Outro ponto enfatizado foi a necessidade de avançar na proteção securitária diante do aumento da frequência e da intensidade de eventos climáticos extremos. Ele citou como exemplo as enchentes no Rio Grande do Sul, que geraram cerca de R$ 100 bilhões em perdas, das quais aproximadamente R$ 6 bilhões foram cobertos por seguros, evidenciando uma lacuna significativa de proteção.


“Temos um gap de proteção muito grande. Quando essa conta não é coberta por seguros, acaba recaindo sobre o Estado e sobre o contribuinte. Precisamos construir políticas públicas capazes de reduzir essa lacuna”, afirmou.


Parceiro estratégico

Na abertura do evento, o presidente do Conselho Diretor da CNseg, Roberto Santos, ressaltou o papel estratégico do seguro na construção de políticas públicas e na promoção de investimentos sustentáveis. “Precisamos que o seguro seja compreendido não apenas como um mecanismo de indenização, mas como um parceiro estratégico capaz de promover adaptação, estimular investimentos eficientes e contribuir para um país mais preparado para enfrentar os desafios do nosso tempo”, afirmou.


A Agenda Institucional do Mercado Segurador 2026 reúne propostas e diretrizes para ampliar a participação do setor em temas considerados prioritários para o desenvolvimento do país. Entre os eixos destacados estão o fortalecimento do seguro rural, o uso de soluções securitárias em concessões e obras públicas, a ampliação de seguros essenciais em áreas como transporte e infraestrutura, além de iniciativas voltadas à adaptação às mudanças climáticas.

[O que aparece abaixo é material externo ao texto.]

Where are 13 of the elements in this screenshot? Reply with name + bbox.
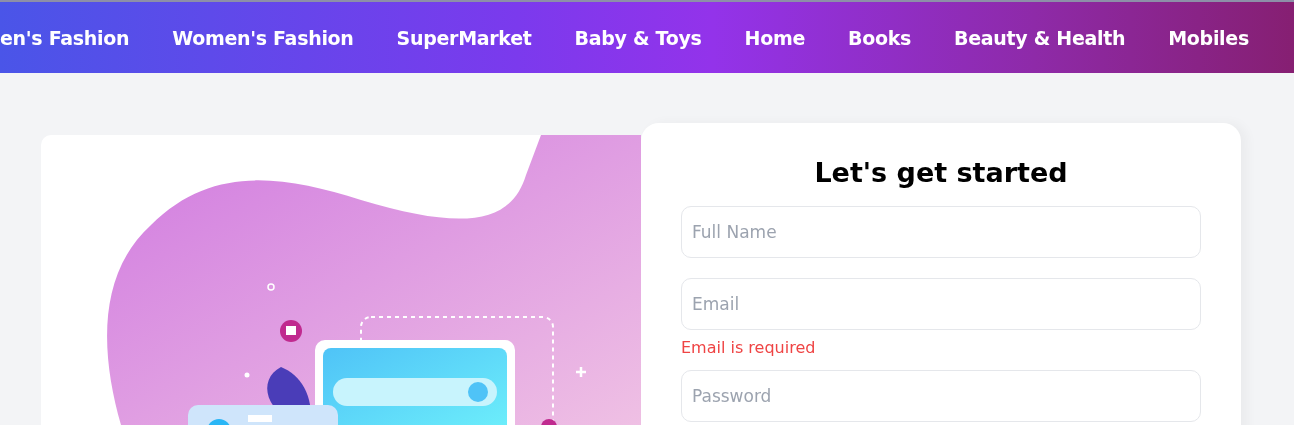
nav-link[interactable]: Baby & Toys <box>574 26 702 49</box>
input-field[interactable]: Password <box>681 370 1201 422</box>
form-title: Let's get started <box>813 157 1069 188</box>
input-field[interactable]: Email <box>681 278 1201 330</box>
nav-link[interactable]: Mobiles <box>1168 26 1249 49</box>
input-field[interactable]: Full Name <box>681 206 1201 258</box>
nav-link[interactable]: SuperMarket <box>396 26 532 49</box>
nav-link[interactable]: Home <box>744 26 805 49</box>
nav-link[interactable]: en's Fashion <box>0 26 130 49</box>
nav-link[interactable]: Beauty & Health <box>954 26 1126 49</box>
nav-link[interactable]: Books <box>848 26 912 49</box>
error-message: Email is required <box>681 338 817 357</box>
nav-link[interactable]: Women's Fashion <box>172 26 354 49</box>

O documento também propõe avanços na proteção de trabalhadores autônomos e no fortalecimento da chamada “cidadania resiliente”, conceito que envolve a proteção de pessoas, empresas e infraestrutura diante de riscos econômicos, sociais e ambientais.

Atualmente, o setor segurador brasileiro representa cerca de 6,4% do Produto Interno Bruto (PIB), e a agenda institucional busca ampliar essa participação por meio do fortalecimento do ambiente regulatório e da construção de novas políticas públicas voltadas à proteção econômica da sociedade.


Temas prioritários

A Agenda Institucional do Mercado Segurador 2026 define prioridades focadas no crescimento do setor, que hoje representa 6,4% do PIB brasileiro. Entre os destaques deste ano, estão os seguintes temas:


Concessões, PPPs e obras públicas: gestores são atraídos pelo potencial de melhoria na qualidade dos projetos, seja na fase de construção ou na execução de empreendimentos públicos diversos. O setor busca ser um parceiro estratégico para reduzir o número de obras paradas no país e auxiliar na segurança jurídica dos editais de infraestrutura.


Seguros essenciais e obrigatórios: foco na construção de convênios que auxiliem na cobrança e na gestão de dados que evidenciem os benefícios da expansão de seguros obrigatórios, como os de carga, transporte, obras e incêndio.


Segurança pública e logística: o uso crescente de tecnologia para aumentar a segurança pode beneficiar produtos do setor (como o seguro garantia para eletroeletrônicos) e impulsionar políticas de logística reversa (como a de sucatas de automóveis). O desenvolvimento de legislação para otimizar esses serviços é considerado essencial.


Mudanças climáticas: apresentação de propostas legislativas que auxiliem no financiamento de investimentos voltados à prevenção de catástrofes climáticas.


Seguro rural: atendimento à demanda crescente pela otimização da prestação de serviços e pela oferta de seguro paramétrico.


Novo mercado de trabalho: apoio a projetos em tramitação que posicionam o seguro como proteção para trabalhadores autônomos, especialmente aqueles que atuam em plataformas de aplicativos.


Cidadania Resiliente: iniciativas voltadas à proteção de pessoas, infraestrutura e negócios nos âmbitos federal, estadual e municipal.